We’ve Got You
Claire’s was a treasure. On a corner just off campus, for thirty years, it stood for fine vegetarian and vegan foods at prices that college kids could afford. Claire, herself, was a treasure. After training to be a nurse, she left the profession to focus on diet and nutrition when she saw how much medicine was being used to address things that a proper diet never would have let occur in the body. And her love of cooking for people is what led her to care for all of the college town with her nutritious and beautiful food.

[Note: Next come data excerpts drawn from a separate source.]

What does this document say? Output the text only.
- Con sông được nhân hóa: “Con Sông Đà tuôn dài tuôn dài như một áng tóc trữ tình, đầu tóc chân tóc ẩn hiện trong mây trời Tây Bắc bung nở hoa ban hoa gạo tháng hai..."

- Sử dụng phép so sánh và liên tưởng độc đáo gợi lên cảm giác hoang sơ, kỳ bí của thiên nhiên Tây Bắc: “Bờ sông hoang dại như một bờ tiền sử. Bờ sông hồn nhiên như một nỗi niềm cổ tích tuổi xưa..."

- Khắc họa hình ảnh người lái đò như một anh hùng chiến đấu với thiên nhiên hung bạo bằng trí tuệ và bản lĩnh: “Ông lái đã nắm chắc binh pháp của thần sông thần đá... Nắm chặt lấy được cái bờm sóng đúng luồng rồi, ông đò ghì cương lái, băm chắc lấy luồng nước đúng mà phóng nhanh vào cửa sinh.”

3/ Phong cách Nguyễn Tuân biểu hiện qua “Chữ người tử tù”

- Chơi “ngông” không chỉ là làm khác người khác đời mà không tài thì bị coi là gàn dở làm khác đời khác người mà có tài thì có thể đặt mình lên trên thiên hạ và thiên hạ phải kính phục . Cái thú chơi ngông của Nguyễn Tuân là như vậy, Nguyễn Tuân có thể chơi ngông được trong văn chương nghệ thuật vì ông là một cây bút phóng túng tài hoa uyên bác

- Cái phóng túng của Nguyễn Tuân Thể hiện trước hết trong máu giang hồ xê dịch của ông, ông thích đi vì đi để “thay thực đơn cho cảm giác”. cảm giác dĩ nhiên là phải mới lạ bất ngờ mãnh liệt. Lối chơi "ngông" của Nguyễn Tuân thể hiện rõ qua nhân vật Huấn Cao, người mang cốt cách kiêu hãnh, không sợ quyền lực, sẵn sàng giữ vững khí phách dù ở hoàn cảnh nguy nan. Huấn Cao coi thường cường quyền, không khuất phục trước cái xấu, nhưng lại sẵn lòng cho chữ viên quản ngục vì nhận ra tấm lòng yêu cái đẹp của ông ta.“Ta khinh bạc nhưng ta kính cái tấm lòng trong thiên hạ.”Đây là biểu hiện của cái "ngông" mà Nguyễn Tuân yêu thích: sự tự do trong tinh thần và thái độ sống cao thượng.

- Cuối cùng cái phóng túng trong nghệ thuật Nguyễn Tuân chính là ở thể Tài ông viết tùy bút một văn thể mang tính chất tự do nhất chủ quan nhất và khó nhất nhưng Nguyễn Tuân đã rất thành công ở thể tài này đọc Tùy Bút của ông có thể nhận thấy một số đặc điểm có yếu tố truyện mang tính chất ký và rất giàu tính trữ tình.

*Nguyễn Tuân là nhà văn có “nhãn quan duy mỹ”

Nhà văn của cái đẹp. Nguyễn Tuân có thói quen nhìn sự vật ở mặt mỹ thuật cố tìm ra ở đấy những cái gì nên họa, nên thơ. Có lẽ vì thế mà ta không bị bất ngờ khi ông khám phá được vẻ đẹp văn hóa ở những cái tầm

It was a favorite of mine. I held “office hours” there on Friday mornings. I had two classes down in that area a few hours apart and people would come and meet me for coffee and cake sometimes between the classes. When you’re in your late thirties in seminary, there are things that young people in their twenties want to ask you, but they don’t want to ask you in front of all of their friends. So I had a lot of conversations in Claire’s about long term relationships, what working for a living is like, and other things of that nature with these amazing young people.
One Friday, before my earlier class, I got a call from a friend who was concerned that his roommate never came home. The concerned roommate was a solid guy, very devoted and concerned about everyone in our circle. But he really had a kind of brotherly care for his roommate. I said I hadn’t heard from him either. But we both agreed to keep our eyes out. I finished my early class and headed to Claire’s. I was enjoying my home brewed cinnamon coffee and vegan pumpkin loaf (immensely), when the missing roommate walked in and sat down for office hours.
It was the early part of October, so New Haven was chilly. And the missing roommate was slowly peeling off a scarf and some mittens. I said his roommate was concerned for him, and he said he knew he’d been out of touch, but there was a reason. He got off the layer of his coat, sighed a little and gazed into his coffee. He said he’d spent the night at his friend’s house and that he was gay. I did not need my almost forty years of experience to know what that meant, so talked for a while longer that Friday morning.
Claire never had children. And she told me once that she thinks of all the children she serves with food as her children. I listened to this child tell of growing up in the Deep South and the ways he’d denied himself and his love until that crisp October night, the eve of National Coming Out Day. I watched him sip his coffee and eat his cake. And I knew then that Claire had him, that I had him, that two childless people with a century of living between them held this child in love, in understanding, and in all the best wishes of good health and a fine future we all will treasure.
Happy Coming Out Day, my friends. And many blessings to you.
Rev. T. J.
minister@unitariansofhi.org
A beautiful story, T. J. And after all these years, even when things are so much better for LGBTQ kids in so many ways and so many places (though of course there are still places and ways in which they are not), coming out is something we must all do for ourselves. It’s good to know there are people who are there to ease the journey.